Leverage the narrator. The storyteller who refuses to use AI is like Chris Sawyer insisting everyone code in Assembly. The craft matters, but the reach matters too. Use AI to validate your thesis against the literature, distribute it across formats, and surface the responses worth engaging with. The narrator extends the storyteller's reach without replacing the storyteller's voice.
The distinction isn't human vs. machine. It's story vs. narration. Both are needed. The interconnection is the product.
Nick Rygiel is Managing Partner and CTO of Protocol Wealth LLC, a registered investment adviser building systematic investment tools powered by AI. He writes about the intersection of investment frameworks, AI, and decision-making under uncertainty.
Protocol Wealth Blog Addendum
The following section is for the Protocol Wealth blog version only — adds the investment context and ties to our framework.

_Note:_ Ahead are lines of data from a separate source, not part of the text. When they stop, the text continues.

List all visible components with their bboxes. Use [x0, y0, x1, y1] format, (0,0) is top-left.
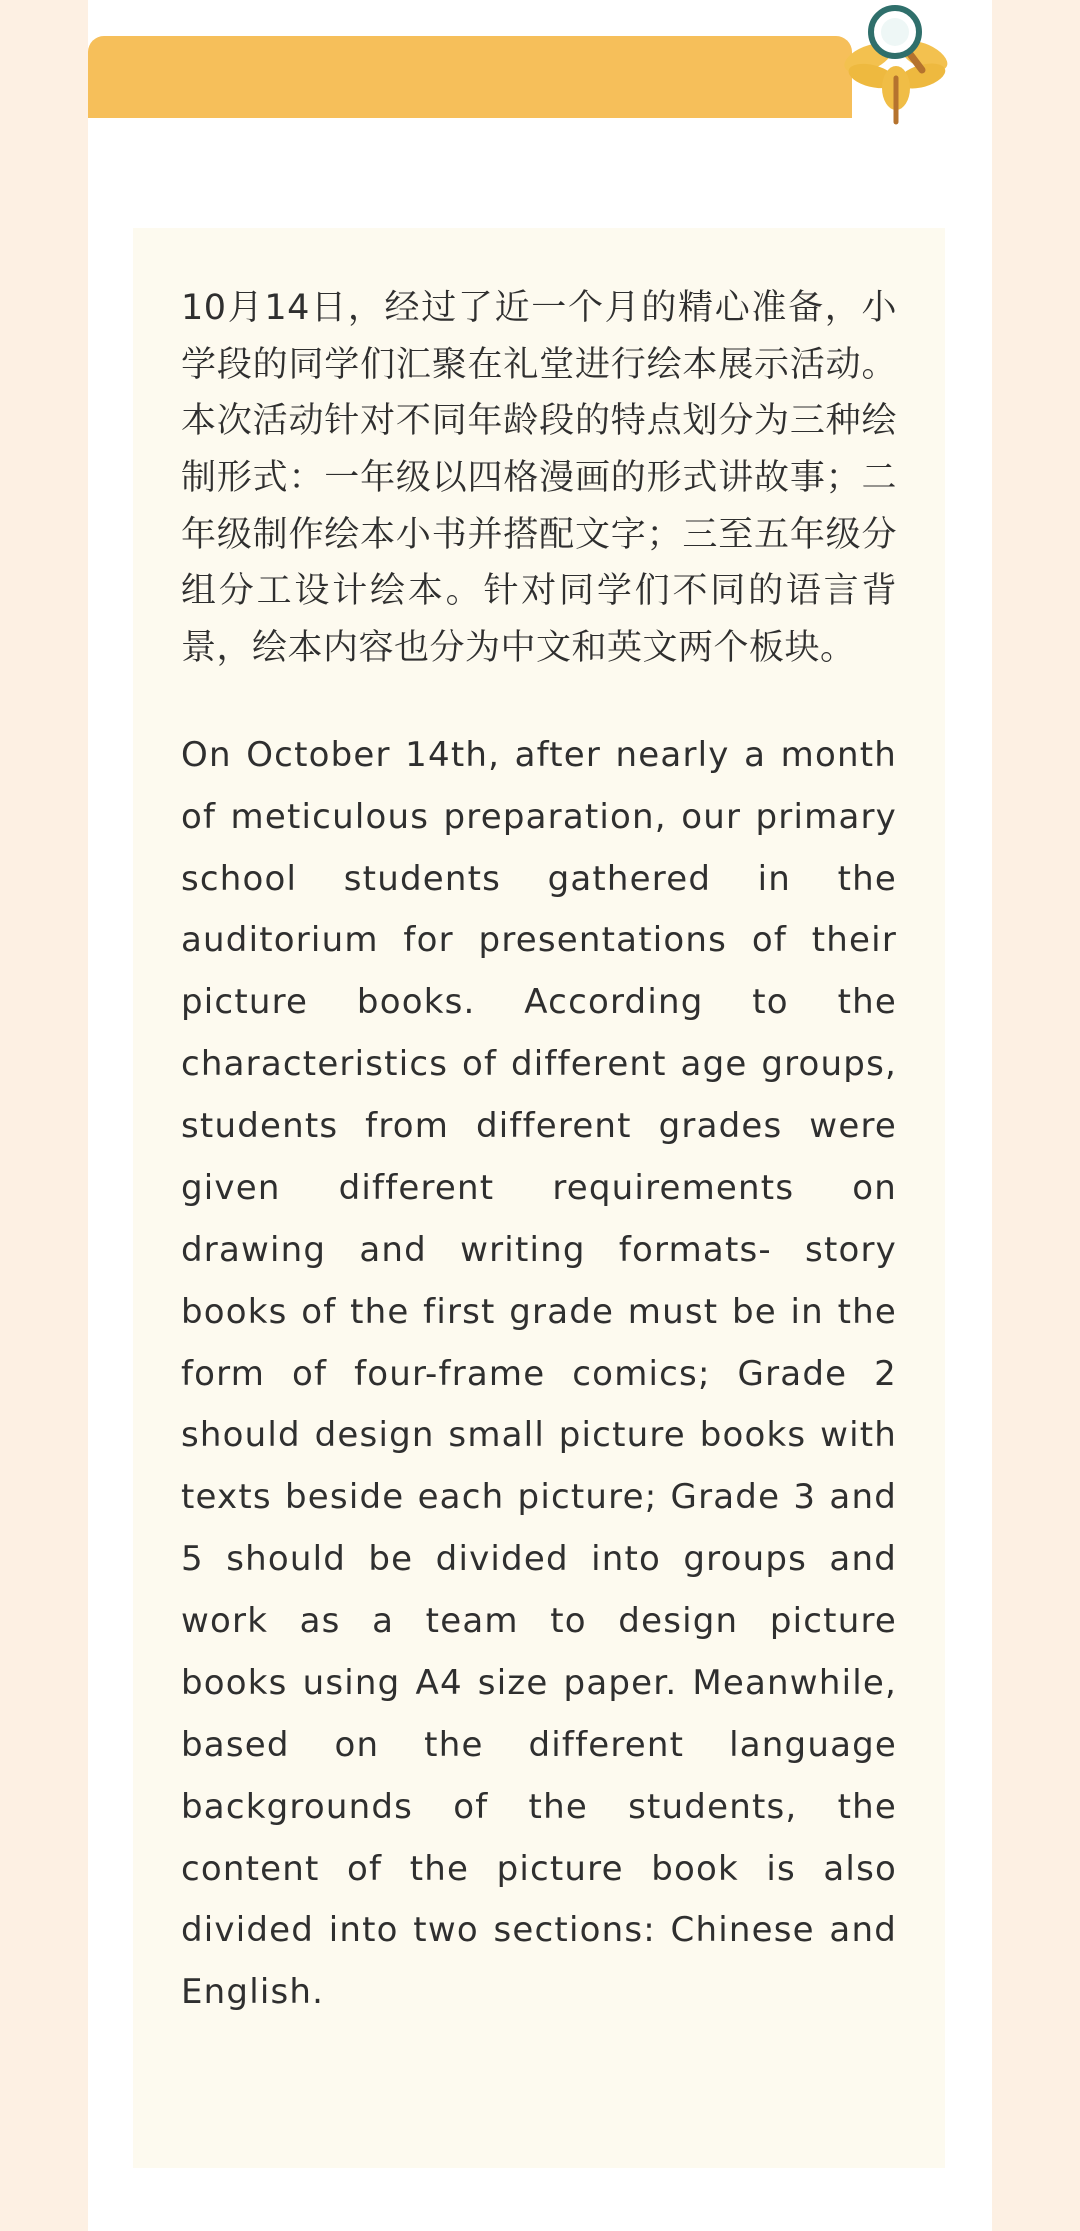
right-margin-strip [992, 0, 1080, 2231]
left-margin-strip [0, 0, 88, 2231]
english-paragraph: On October 14th, after nearly a month of meticulous preparation, our primary school students gathered in the auditorium for presentations of their picture books. According to the characteristics of different age groups, students from different grades were given different requirements on drawing and writing formats- story books of the first grade must be in the form of four-frame comics; Grade 2 should design small picture books with texts beside each picture; Grade 3 and 5 should be divided into groups and work as a team to design picture books using A4 size paper. Meanwhile, based on the different language backgrounds of the students, the content of the picture book is also divided into two sections: Chinese and English. [181, 734, 897, 2013]
magnifier-flower-icon [838, 0, 968, 125]
article-text-panel [133, 228, 945, 2168]
chinese-paragraph: 10月14日，经过了近一个月的精心准备，小学段的同学们汇聚在礼堂进行绘本展示活动。本次活动针对不同年龄段的特点划分为三种绘制形式：一年级以四格漫画的形式讲故事；二年级制作绘本小书并搭配文字；三至五年级分组分工设计绘本。针对同学们不同的语言背景，绘本内容也分为中文和英文两个板块。 [181, 288, 897, 669]
paragraph-spacer [181, 677, 897, 725]
header-accent-bar [88, 36, 852, 118]
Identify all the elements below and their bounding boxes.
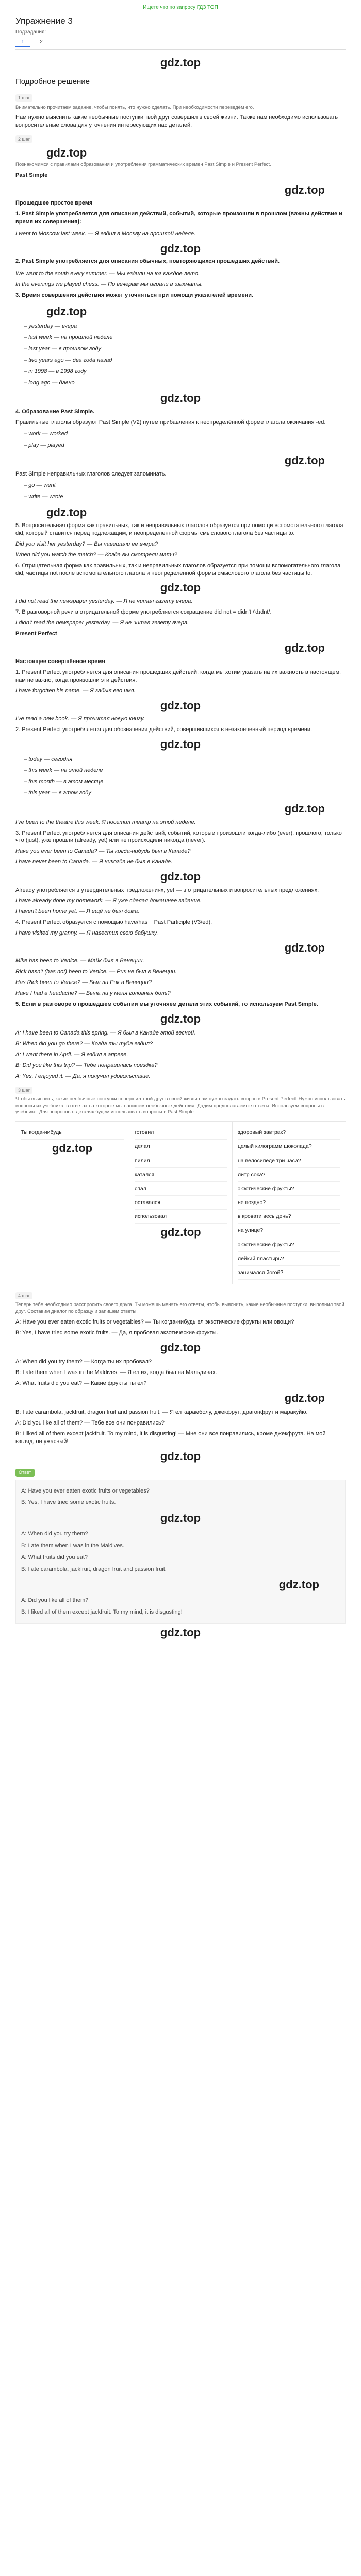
- phrase-table: [15, 1121, 346, 1284]
- rule-text: Already употребляется в утвердительных предложениях, yet — в отрицательных и вопросительных предложениях:: [15, 887, 319, 893]
- list-item: – go — went: [24, 482, 346, 489]
- example: I went to Moscow last week. — Я ездил в Москву на прошлой неделе.: [15, 230, 196, 237]
- example: I did not read the newspaper yesterday. — Я не читал газету вчера.: [15, 598, 193, 605]
- list-item: – write — wrote: [24, 493, 346, 501]
- answer-line: B: Yes, I have tried some exotic fruits.: [21, 1499, 116, 1506]
- example: Mike has been to Venice. — Майк был в Венеции.: [15, 958, 144, 964]
- dialog-line: B: I liked all of them except jackfruit. To my mind, it is disgusting! — Мне они все понравились, кроме джекфрута. На мой взгляд, он ужасный!: [15, 1431, 326, 1445]
- section-subheading: Прошедшее простое время: [15, 200, 93, 207]
- example: I haven't been home yet. — Я ещё не был дома.: [15, 908, 140, 915]
- table-cell: в кровати весь день?: [238, 1210, 340, 1224]
- step-note: Познакомимся с правилами образования и употребления грамматических времен Past Simple и Present Perfect.: [15, 161, 271, 167]
- list-item: – two years ago — два года назад: [24, 357, 346, 364]
- table-cell: лейкий пластырь?: [238, 1252, 340, 1266]
- example: I have forgotten his name. — Я забыл его имя.: [15, 687, 136, 694]
- time-markers-list: [15, 756, 346, 797]
- section-subheading: Настоящее совершённое время: [15, 658, 105, 665]
- answer-line: A: When did you try them?: [21, 1531, 88, 1537]
- example: In the evenings we played chess. — По вечерам мы играли в шахматы.: [15, 281, 203, 287]
- example: Did you visit her yesterday? — Вы навещали ее вчера?: [15, 541, 158, 548]
- answer-badge: Ответ: [15, 1469, 35, 1476]
- answer-line: B: I liked all of them except jackfruit. To my mind, it is disgusting!: [21, 1608, 183, 1615]
- list-item: – this week — на этой неделе: [24, 767, 346, 774]
- dialog-line: A: I have been to Canada this spring. — Я был в Канаде этой весной.: [15, 1030, 196, 1037]
- rule: 2. Past Simple употребляется для описания обычных, повторяющихся прошедших действий.: [15, 258, 280, 265]
- watermark: gdz.top: [284, 802, 325, 815]
- answer-line: A: Have you ever eaten exotic fruits or vegetables?: [21, 1487, 150, 1494]
- watermark: gdz.top: [160, 1226, 201, 1239]
- watermark: gdz.top: [160, 581, 201, 595]
- watermark: gdz.top: [160, 392, 201, 405]
- top-link[interactable]: [15, 4, 346, 11]
- step-note: Теперь тебе необходимо расспросить своего друга. Ты можешь менять его ответы, чтобы выяснить, какие необычные поступки, выполнил твой друг. Составим диалог по образцу и запишем ответы.: [15, 1302, 344, 1315]
- table-cell: на улице?: [238, 1224, 340, 1238]
- list-item: – this month — в этом месяце: [24, 778, 346, 786]
- watermark: gdz.top: [160, 737, 201, 751]
- rule: 5. Если в разговоре о прошедшем событии мы уточняем детали этих событий, то используем Past Simple.: [15, 1001, 318, 1007]
- table-cell: оставался: [135, 1196, 227, 1210]
- example: I've read a new book. — Я прочитал новую книгу.: [15, 716, 145, 722]
- rule-text: 7. В разговорной речи в отрицательной форме употребляется сокращение did not = didn't /'dɪdnt/.: [15, 608, 272, 615]
- table-cell: готовил: [135, 1126, 227, 1140]
- dialog-line: A: I went there in April. — Я ездил в апреле.: [15, 1052, 128, 1058]
- rule-text: 4. Present Perfect образуется с помощью have/has + Past Participle (V3/ed).: [15, 919, 212, 926]
- example: I have visited my granny. — Я навестил свою бабушку.: [15, 929, 158, 936]
- table-cell: Ты когда-нибудь: [21, 1126, 124, 1140]
- watermark: gdz.top: [46, 146, 87, 160]
- table-cell: литр сока?: [238, 1168, 340, 1182]
- table-column: [232, 1122, 346, 1284]
- watermark: gdz.top: [160, 1449, 201, 1463]
- step-body: Нам нужно выяснить какие необычные поступки твой друг совершил в своей жизни. Также нам необходимо использовать вопросительные слова для уточнения интересующих нас деталей.: [15, 114, 338, 129]
- table-cell: целый килограмм шоколада?: [238, 1140, 340, 1154]
- watermark: gdz.top: [160, 1625, 201, 1639]
- rule-text: Правильные глаголы образуют Past Simple (V2) путем прибавления к неопределённой форме глагола окончания -ed.: [15, 419, 326, 426]
- table-cell: использовал: [135, 1210, 227, 1224]
- example: I didn't read the newspaper yesterday. — Я не читал газету вчера.: [15, 619, 189, 626]
- table-cell: экзотические фрукты?: [238, 1182, 340, 1196]
- dialog-line: B: I ate them when I was in the Maldives. — Я ел их, когда был на Мальдивах.: [15, 1369, 217, 1376]
- rule: 4. Образование Past Simple.: [15, 409, 95, 415]
- list-item: – yesterday — вчера: [24, 323, 346, 330]
- dialog-line: B: Yes, I have tried some exotic fruits. — Да, я пробовал экзотические фрукты.: [15, 1329, 218, 1336]
- watermark: gdz.top: [284, 1391, 325, 1404]
- answer-line: A: What fruits did you eat?: [21, 1554, 88, 1561]
- step-note: Чтобы выяснить, какие необычные поступки совершил твой друг в своей жизни нам нужно задать вопрос в Present Perfect. Нужно использовать вопросы из учебника, в ответах на которые мы напишем необычные действия. Дадим предполагаемые ответы. Используем вопросы в учебнике. Для вопросов о деталях будем использовать вопросы в Past Simple.: [15, 1096, 346, 1115]
- rule-text: 3. Present Perfect употребляется для описания действий, событий, которые произошли когда-либо (ever), прошлого, только что (just), уже прошли (already, yet) или не происходили никогда (never).: [15, 829, 342, 844]
- watermark: gdz.top: [284, 183, 325, 196]
- list-item: – today — сегодня: [24, 756, 346, 764]
- dialog-line: A: What fruits did you eat? — Какие фрукты ты ел?: [15, 1380, 147, 1386]
- list-item: – play — played: [24, 442, 346, 449]
- table-cell: экзотические фрукты?: [238, 1238, 340, 1252]
- table-cell: спал: [135, 1182, 227, 1196]
- dialog-line: A: Have you ever eaten exotic fruits or vegetables? — Ты когда-нибудь ел экзотические фрукты или овощи?: [15, 1318, 294, 1325]
- time-markers-list: [15, 323, 346, 386]
- step-label: 4 шаг: [15, 1292, 32, 1299]
- table-cell: здоровый завтрак?: [238, 1126, 340, 1140]
- answer-box: [15, 1480, 346, 1624]
- solution-title: Подробное решение: [15, 77, 90, 87]
- list-item: – this year — в этом году: [24, 789, 346, 797]
- answer-line: A: Did you like all of them?: [21, 1597, 89, 1604]
- rule: [15, 562, 346, 578]
- step-note: Внимательно прочитаем задание, чтобы понять, что нужно сделать. При необходимости переведём его.: [15, 104, 254, 110]
- example: Rick hasn't (has not) been to Venice. — Рик не был в Венеции.: [15, 969, 177, 975]
- watermark: gdz.top: [160, 56, 201, 70]
- table-cell: пилил: [135, 1154, 227, 1168]
- rule-text: Past Simple неправильных глаголов следует запоминать.: [15, 471, 167, 478]
- list-item: – long ago — давно: [24, 379, 346, 387]
- list-item: – work — worked: [24, 430, 346, 438]
- section-heading: Present Perfect: [15, 630, 57, 637]
- list-item: – in 1998 — в 1998 году: [24, 368, 346, 376]
- example: I have already done my homework. — Я уже сделал домашнее задание.: [15, 897, 202, 904]
- rule-text: 5. Вопросительная форма как правильных, так и неправильных глаголов образуется при помощи вспомогательного глагола did, который ставится перед подлежащим, и неопределенной формы смыслового глагола без частицы to.: [15, 522, 343, 537]
- example-dialog: [15, 1029, 346, 1080]
- example: Has Rick been to Venice? — Был ли Рик в Венеции?: [15, 979, 152, 986]
- table-column: [15, 1122, 129, 1284]
- table-cell: катался: [135, 1168, 227, 1182]
- watermark: gdz.top: [284, 454, 325, 467]
- answer-line: B: I ate them when I was in the Maldives.: [21, 1542, 124, 1549]
- rule: 3. Время совершения действия может уточняться при помощи указателей времени.: [15, 292, 254, 298]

What This Means for Investment Research
The narrator/storyteller distinction maps directly to how we think about investment analysis at Protocol Wealth.
The narration layer of investment research — gathering financial data, calculating ratios, screening for factors, summarizing earnings calls — has been commoditized. Every AI agent can do this. Every retail investor now has access to the same analytical narration that cost institutional investors six figures a year in terminal subscriptions.
The storytelling layer — generating an original investment thesis from synthesized experience — remains human. "AI power demand will drive 35GW of new generation capacity by 2030, and the investment opportunity is in the power source, not the AI companies" is a story. It requires understanding thermodynamics, energy infrastructure, technology cycles, and capital allocation theory simultaneously. No amount of narration produces that thesis from first principles.
Our Entropic Macro Framework is a storytelling framework narrated by AI. The original theses — decay constants, regime detection, durability classification — were generated by human insight drawing on decades of academic research and practical experience. The implementation — 128+ MCP tools scoring stocks, detecting regimes, and managing portfolios — is the narration layer, executed by AI at a scale no human team could match.
The negative feedback loop is the verification layer. We systematically try to disprove our own theses. When we fail — when a thesis survives falsification — it becomes stronger. When we succeed in disproving it, we update the framework. We recently ran the entire EMF scoring methodology through an unrelated domain (NCAA Tournament bracket prediction) as a cross-domain stress test. The model went 80.4% through the Sweet 16. The failures produced five specific improvements that we're now implementing in the investment tools — improvements that are directly relevant to the current market environment.
That cycle — original thesis, AI-powered validation, real-world verification, documented failure, framework improvement — is the future of investment research. Not AI replacing the adviser. Not the adviser ignoring AI. The storyteller and the narrator, working together, with the client's outcomes as the only score that matters.
Protocol Wealth LLC is a registered investment adviser (CRD #335298). This content is for informational purposes only and does not constitute investment advice. Past performance does not guarantee future results.